Emmanuel Macron sur le marché de Saint-Leu, samedi, à La Réunion.
Emmanuel Macron sur le marché de Saint-Leu, samedi, à La Réunion. © ERIC FEFERBERG / AFP
Mariana Grépinet, envoyée spéciale à La Réunion , Mis à jour le

En déplacement à La Réunion ce week-end, le candidat En Marche!, accueilli avec chaleur, a raté son meeting.

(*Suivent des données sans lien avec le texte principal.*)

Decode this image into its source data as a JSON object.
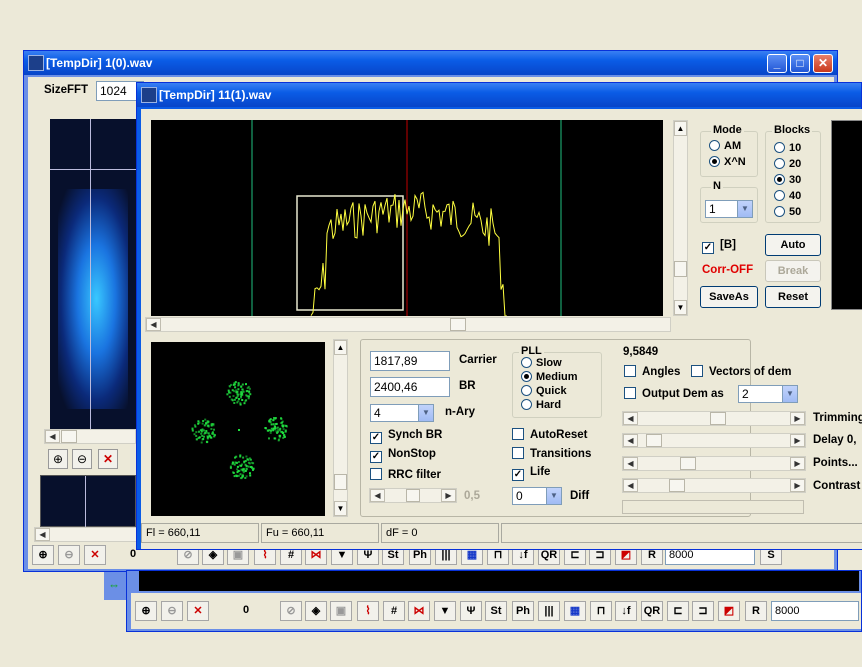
{
  "background_window": {
    "title": "[TempDir] 1(0).wav",
    "sizefft_label": "SizeFFT",
    "sizefft_value": "1024",
    "toolbar": {
      "counter": "0",
      "buttons": [
        "zoom-in",
        "zoom-out",
        "delete",
        "stop",
        "sound",
        "frame",
        "spectrum",
        "grid",
        "chart",
        "down-arrow",
        "antenna",
        "St",
        "Ph",
        "bars",
        "table",
        "pulse",
        "step",
        "QR",
        "hold",
        "wave",
        "mark",
        "R"
      ],
      "rate_value": "8000",
      "s_label": "S"
    }
  },
  "bottom_window": {
    "toolbar": {
      "counter": "0",
      "rate_value": "8000",
      "r_label": "R"
    }
  },
  "main_window": {
    "title": "[TempDir] 11(1).wav",
    "mode": {
      "title": "Mode",
      "options": [
        "AM",
        "X^N"
      ],
      "selected": "X^N"
    },
    "blocks": {
      "title": "Blocks",
      "options": [
        "10",
        "20",
        "30",
        "40",
        "50"
      ],
      "selected": "30"
    },
    "n_group": {
      "title": "N",
      "value": "1"
    },
    "b_checkbox": {
      "label": "[B]",
      "checked": true
    },
    "corr_status": "Corr-OFF",
    "buttons": {
      "auto": "Auto",
      "break": "Break",
      "saveas": "SaveAs",
      "reset": "Reset"
    },
    "demod": {
      "carrier_value": "1817,89",
      "carrier_label": "Carrier",
      "br_value": "2400,46",
      "br_label": "BR",
      "nary_value": "4",
      "nary_label": "n-Ary",
      "synch_br": {
        "label": "Synch BR",
        "checked": true
      },
      "nonstop": {
        "label": "NonStop",
        "checked": true
      },
      "rrc_filter": {
        "label": "RRC filter",
        "checked": false
      },
      "rrc_value": "0,5",
      "pll": {
        "title": "PLL",
        "options": [
          "Slow",
          "Medium",
          "Quick",
          "Hard"
        ],
        "selected": "Medium"
      },
      "autoreset": {
        "label": "AutoReset",
        "checked": false
      },
      "transitions": {
        "label": "Transitions",
        "checked": false
      },
      "life": {
        "label": "Life",
        "checked": true
      },
      "diff_value": "0",
      "diff_label": "Diff"
    },
    "right_panel": {
      "value": "9,5849",
      "angles": {
        "label": "Angles",
        "checked": false
      },
      "vectors": {
        "label": "Vectors of dem",
        "checked": false
      },
      "output_dem": {
        "label": "Output Dem as",
        "checked": false
      },
      "output_value": "2",
      "sliders": [
        {
          "label": "Trimming",
          "level": 0.52
        },
        {
          "label": "Delay  0,",
          "level": 0.05
        },
        {
          "label": "Points...",
          "level": 0.3
        },
        {
          "label": "Contrast",
          "level": 0.22
        }
      ]
    },
    "status": {
      "fl": "Fl = 660,11",
      "fu": "Fu = 660,11",
      "df": "dF = 0"
    },
    "colors": {
      "spectrum_trace": "#ffff40",
      "center_marker": "#c00000",
      "side_marker": "#20c080",
      "constellation": "#20e040",
      "corr_off": "#e00000"
    }
  }
}
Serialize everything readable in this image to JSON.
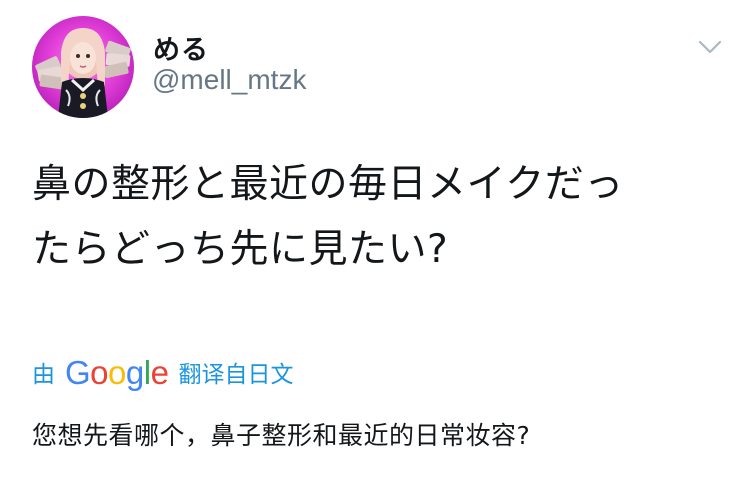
{
  "tweet": {
    "display_name": "める",
    "handle": "@mell_mtzk",
    "text": "鼻の整形と最近の毎日メイクだっ\nたらどっち先に見たい?",
    "caret_icon": "chevron-down-icon"
  },
  "translation": {
    "by_label": "由",
    "provider_logo": "Google",
    "provider_logo_letters": [
      "G",
      "o",
      "o",
      "g",
      "l",
      "e"
    ],
    "provider_logo_colors": [
      "#4285F4",
      "#EA4335",
      "#FBBC05",
      "#4285F4",
      "#34A853",
      "#EA4335"
    ],
    "translated_from_label": "翻译自日文",
    "translated_text": "您想先看哪个，鼻子整形和最近的日常妆容?"
  },
  "colors": {
    "link": "#1b95e0",
    "secondary": "#657786",
    "text": "#14171a",
    "avatar_bg": "#e23fd9"
  }
}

Arrivé à La Réunion, il passe au dessus de «la ravine de la souris chaude» puis au dessus de «la grande ravine». Comme une métaphore de ce qui l’attend jusqu’au premier tour de l’élection présidentielle. En tête dans les sondages, devant Marine Le Pen, Emmanuel Macron sait qu’il a beaucoup à perdre. Que chaque sortie est un danger. Il sait aussi que dans les études d’opinion, seuls un de ses électeurs sur deux est sûr de son choix. Alors il ne s’économise pas. Sur le marché de Saint-Leu, sur lequel les forains ont été priés de ne pas plier bagage et d’attendre le candidat, coincé dans les embouteillages, il distribue les bises et les selfies. Et répond aux questions, nombreuses.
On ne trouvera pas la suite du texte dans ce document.